Material World
- Genre: Current science
- Running time: 30 mins (Thursdays)
- Country of origin: UK
- Language: English
- Home station: BBC Radio 4
- Hosted by: Quentin Cooper, Sue Nelson
- Original release: 9 April 1998 – 27 June 2013
- Website: Official Webpage
- Podcast: Podcasts

= Material World (radio programme) =

Science programme on BBC Radio 4, 1998–2013

Material World was a weekly science magazine programme broadcast on Thursday afternoons on BBC Radio 4. Its regular presenter was Quentin Cooper, with contributions from scientists who were researching areas discussed in each programme.

==History==
The programme began in April 1998 as The Material World, presented by Trevor Phillips. Phillips was a chemistry graduate of Imperial College, and also one of the few regular black broadcasters on Radio 4.

In September 2000, Phillips was told that his close links with the Labour Party conflicted with BBC impartiality rules and meant he could no longer present BBC programmes. He was replaced with Quentin Cooper, who presented the programme until its end in 2013.

From 5 April 2010 the programme was repeated on Monday evenings at 21.00, the former slot of Costing the Earth. For a short time, when programmes on 5 Live began webstreaming with video, Material World was also webcast.

On 14 June 2013 it was announced that the show was to be cancelled and replaced by a new show, Inside Science. The last programme presented by Quentin Cooper was broadcast on 20 June 2013 with the final episode airing a week later on 27 June 2013, presented by Gareth Mitchell.

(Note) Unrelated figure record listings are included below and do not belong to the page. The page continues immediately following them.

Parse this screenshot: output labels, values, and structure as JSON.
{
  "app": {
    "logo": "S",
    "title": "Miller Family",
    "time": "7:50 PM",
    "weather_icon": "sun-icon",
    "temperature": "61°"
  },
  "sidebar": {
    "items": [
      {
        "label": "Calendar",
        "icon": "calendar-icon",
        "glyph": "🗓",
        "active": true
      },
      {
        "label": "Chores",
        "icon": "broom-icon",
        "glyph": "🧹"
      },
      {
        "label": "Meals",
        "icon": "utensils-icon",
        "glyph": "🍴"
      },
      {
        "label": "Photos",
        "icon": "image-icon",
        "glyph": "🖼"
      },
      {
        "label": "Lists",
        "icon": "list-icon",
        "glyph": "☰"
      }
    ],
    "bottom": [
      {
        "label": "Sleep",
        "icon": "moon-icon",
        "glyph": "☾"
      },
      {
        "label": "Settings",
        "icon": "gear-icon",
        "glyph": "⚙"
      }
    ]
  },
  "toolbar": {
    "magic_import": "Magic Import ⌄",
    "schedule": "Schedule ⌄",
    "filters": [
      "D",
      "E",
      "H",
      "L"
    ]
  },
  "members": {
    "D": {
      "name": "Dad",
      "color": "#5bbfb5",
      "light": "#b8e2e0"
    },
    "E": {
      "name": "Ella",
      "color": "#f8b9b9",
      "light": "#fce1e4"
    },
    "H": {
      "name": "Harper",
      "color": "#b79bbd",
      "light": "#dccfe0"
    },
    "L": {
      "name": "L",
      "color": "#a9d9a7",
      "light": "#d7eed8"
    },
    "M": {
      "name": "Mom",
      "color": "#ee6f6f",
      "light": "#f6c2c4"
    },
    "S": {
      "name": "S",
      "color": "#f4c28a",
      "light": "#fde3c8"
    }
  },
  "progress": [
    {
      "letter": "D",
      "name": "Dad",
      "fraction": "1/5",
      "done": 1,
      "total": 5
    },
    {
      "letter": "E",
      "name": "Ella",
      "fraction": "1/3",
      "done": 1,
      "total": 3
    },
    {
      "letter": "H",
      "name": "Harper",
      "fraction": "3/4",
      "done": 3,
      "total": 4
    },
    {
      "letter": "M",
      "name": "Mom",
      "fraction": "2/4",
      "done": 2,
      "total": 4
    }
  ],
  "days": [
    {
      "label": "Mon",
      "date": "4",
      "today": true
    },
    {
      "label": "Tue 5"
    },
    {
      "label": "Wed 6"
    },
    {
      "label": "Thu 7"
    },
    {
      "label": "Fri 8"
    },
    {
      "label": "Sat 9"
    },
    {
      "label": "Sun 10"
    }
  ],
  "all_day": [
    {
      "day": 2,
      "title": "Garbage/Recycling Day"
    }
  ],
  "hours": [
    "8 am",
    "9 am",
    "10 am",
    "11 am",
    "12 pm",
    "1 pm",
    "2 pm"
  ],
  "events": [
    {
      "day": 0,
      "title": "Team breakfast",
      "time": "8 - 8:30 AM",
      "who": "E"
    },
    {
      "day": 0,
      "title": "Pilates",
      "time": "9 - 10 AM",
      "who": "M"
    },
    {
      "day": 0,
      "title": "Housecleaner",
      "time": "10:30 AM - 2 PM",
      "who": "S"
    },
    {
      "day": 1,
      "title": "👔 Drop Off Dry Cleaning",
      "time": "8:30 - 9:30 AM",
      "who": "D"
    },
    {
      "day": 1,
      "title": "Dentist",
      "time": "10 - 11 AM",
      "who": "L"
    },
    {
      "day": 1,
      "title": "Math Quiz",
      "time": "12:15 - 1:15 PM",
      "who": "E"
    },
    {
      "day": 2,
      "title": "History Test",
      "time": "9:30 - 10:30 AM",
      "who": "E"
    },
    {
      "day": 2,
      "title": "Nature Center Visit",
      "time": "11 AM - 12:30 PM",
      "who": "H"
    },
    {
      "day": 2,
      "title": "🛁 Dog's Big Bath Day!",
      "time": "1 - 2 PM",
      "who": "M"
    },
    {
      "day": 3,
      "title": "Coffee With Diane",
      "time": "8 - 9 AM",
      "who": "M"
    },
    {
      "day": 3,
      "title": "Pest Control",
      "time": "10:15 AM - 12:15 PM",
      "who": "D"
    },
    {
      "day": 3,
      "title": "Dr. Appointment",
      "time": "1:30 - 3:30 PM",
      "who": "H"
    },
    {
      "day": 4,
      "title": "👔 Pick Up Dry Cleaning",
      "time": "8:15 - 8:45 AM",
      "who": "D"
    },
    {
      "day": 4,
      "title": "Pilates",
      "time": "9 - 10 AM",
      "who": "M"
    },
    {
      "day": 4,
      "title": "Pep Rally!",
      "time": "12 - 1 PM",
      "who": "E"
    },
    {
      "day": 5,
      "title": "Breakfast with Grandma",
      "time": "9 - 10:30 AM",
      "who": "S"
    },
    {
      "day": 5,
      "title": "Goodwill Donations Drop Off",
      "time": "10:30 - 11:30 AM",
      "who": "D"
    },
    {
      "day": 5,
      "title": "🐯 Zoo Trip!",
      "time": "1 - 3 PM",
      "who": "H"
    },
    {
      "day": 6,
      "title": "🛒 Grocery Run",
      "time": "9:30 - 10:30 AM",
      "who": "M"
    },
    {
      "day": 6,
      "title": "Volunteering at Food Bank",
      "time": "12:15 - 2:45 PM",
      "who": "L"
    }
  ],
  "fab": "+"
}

Material World was one of the BBC's main conduits for up-to-date scientific news, along with Frontiers, Science in Action, and Bang Goes the Theory.

==Structure==
A typical episode covered three or four topics, giving each 7–10 minutes. For many years the programme was divided into two sections of fifteen minutes on separate topics. It took the form of interviewing a guest scientist or engineer. Cooper often ended the programme with a terrible scientific pun.

Many past programmes are available for online listening via the programme's website. Some sequential sets of programmes were made in collaboration with the Open University.